Participate in structured threat intelligence sharing through platforms like the Cyber Threat Alliance, FS-ISAC, or sector-specific sharing groups. The Insikt Group's published research on intelligence methodology emphasizes the value of corroborated, multi-source intelligence over single-source indicator lists. When sharing your own intelligence, include context: how the indicator was identified, what malware family it is associated with, the date range of observed activity, and any pivoting data that connects it to broader infrastructure.
Metrics That Tell You Whether Your Tracking Program Is Working
Botnet tracking programs are often evaluated on the wrong metrics: number of IPs blocked, number of alerts generated, or number of incidents prevented. These metrics can all improve while the underlying tracking capability degrades, because they measure output volume rather than detection quality.
The metrics that actually reflect tracking program effectiveness are: mean time from botnet campaign launch to first internal indicator generation (you want this measured in days, not weeks), percentage of confirmed infected hosts identified through proactive hunting versus reactive incident response, and the ratio of true positive to false positive indicators in your active blocking lists.
Tracking the WSzero campaign progression across four versions provides a benchmark. Teams with mature botnet tracking programs were generating indicators for version 4 infrastructure within 48 to 72 hours of its deployment. Teams relying on commercial threat feed subscriptions alone were working with indicators that lagged by one to two weeks, a gap that translates directly into additional compromised hosts and additional time for the botnet to complete its objectives in their environment.
Practical Starting Points for Teams Building This Capability
If your organization is starting from a limited botnet tracking capability, the highest-value investments in order of implementation difficulty and operational impact are as follows.
- Deploy NetFlow collection and analysis with enrichment from at least two threat intelligence feeds covering C2 infrastructure and bulletproof hosting ASNs. This provides foundational visibility into botnet beaconing from compromised hosts.
- Establish a honeypot network on your internet-facing network segment emulating the device types targeted by current active campaigns. Even a single properly configured honeypot generates significantly more operationally relevant indicators than most commercial feed subscriptions.
- Configure your SIEM with correlation rules that detect beaconing behavior statistically rather than relying solely on IP reputation lookups. Jittered beaconing, domain generation algorithm traffic, and DNS dead drop resolution all have statistical signatures that pure reputation-based detection misses.
- Join your sector's ISAC and configure bidirectional indicator sharing. The value of threat intelligence compounds with the number of organizations contributing to and consuming from the shared pool.

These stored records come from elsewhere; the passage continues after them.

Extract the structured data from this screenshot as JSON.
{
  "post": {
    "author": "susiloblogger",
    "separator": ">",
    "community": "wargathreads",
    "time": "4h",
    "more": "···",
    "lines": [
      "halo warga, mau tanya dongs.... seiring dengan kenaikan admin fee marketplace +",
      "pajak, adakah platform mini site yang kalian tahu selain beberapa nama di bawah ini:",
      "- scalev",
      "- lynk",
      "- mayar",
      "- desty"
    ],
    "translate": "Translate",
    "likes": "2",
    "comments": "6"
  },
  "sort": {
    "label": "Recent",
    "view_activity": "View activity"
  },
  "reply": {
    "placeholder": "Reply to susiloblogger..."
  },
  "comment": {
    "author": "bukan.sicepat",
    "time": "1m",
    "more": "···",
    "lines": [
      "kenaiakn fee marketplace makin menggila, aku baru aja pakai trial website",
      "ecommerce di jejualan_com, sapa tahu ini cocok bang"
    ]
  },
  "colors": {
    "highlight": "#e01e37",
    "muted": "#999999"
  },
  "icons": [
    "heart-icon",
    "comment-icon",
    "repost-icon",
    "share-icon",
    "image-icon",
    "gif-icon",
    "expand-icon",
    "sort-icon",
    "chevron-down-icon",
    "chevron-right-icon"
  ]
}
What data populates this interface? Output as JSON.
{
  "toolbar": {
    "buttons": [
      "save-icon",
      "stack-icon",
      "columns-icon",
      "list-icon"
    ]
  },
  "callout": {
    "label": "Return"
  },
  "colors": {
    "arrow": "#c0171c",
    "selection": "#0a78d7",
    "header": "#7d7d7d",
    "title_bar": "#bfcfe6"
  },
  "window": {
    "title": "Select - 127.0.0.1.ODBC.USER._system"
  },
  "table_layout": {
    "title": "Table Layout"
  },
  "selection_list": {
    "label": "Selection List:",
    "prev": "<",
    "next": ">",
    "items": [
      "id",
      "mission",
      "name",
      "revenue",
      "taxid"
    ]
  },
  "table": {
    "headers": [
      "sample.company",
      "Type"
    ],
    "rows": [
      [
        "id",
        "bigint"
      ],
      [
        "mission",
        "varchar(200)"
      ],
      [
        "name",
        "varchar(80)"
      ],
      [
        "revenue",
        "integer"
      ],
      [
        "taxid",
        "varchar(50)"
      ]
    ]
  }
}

- Establish a malware sample analysis pipeline that automatically extracts C2 configurations from samples collected via honeypots and endpoint detection tools. Manual analysis does not scale to the volume of botnet variants active in any given quarter.
Botnet tracking is an operational discipline that rewards sustained investment in infrastructure and intelligence relationships. The teams that detected WSzero's fourth version quickly were not teams with larger budgets. They were teams with better honeypot coverage of targeted device classes, more mature passive DNS monitoring, and established sharing relationships that gave them access to early indicators from peer organizations. Those capabilities are buildable at any scale, and the operational return on that investment becomes clearest precisely when the next version of a persistent botnet family launches and the detection window determines the outcome.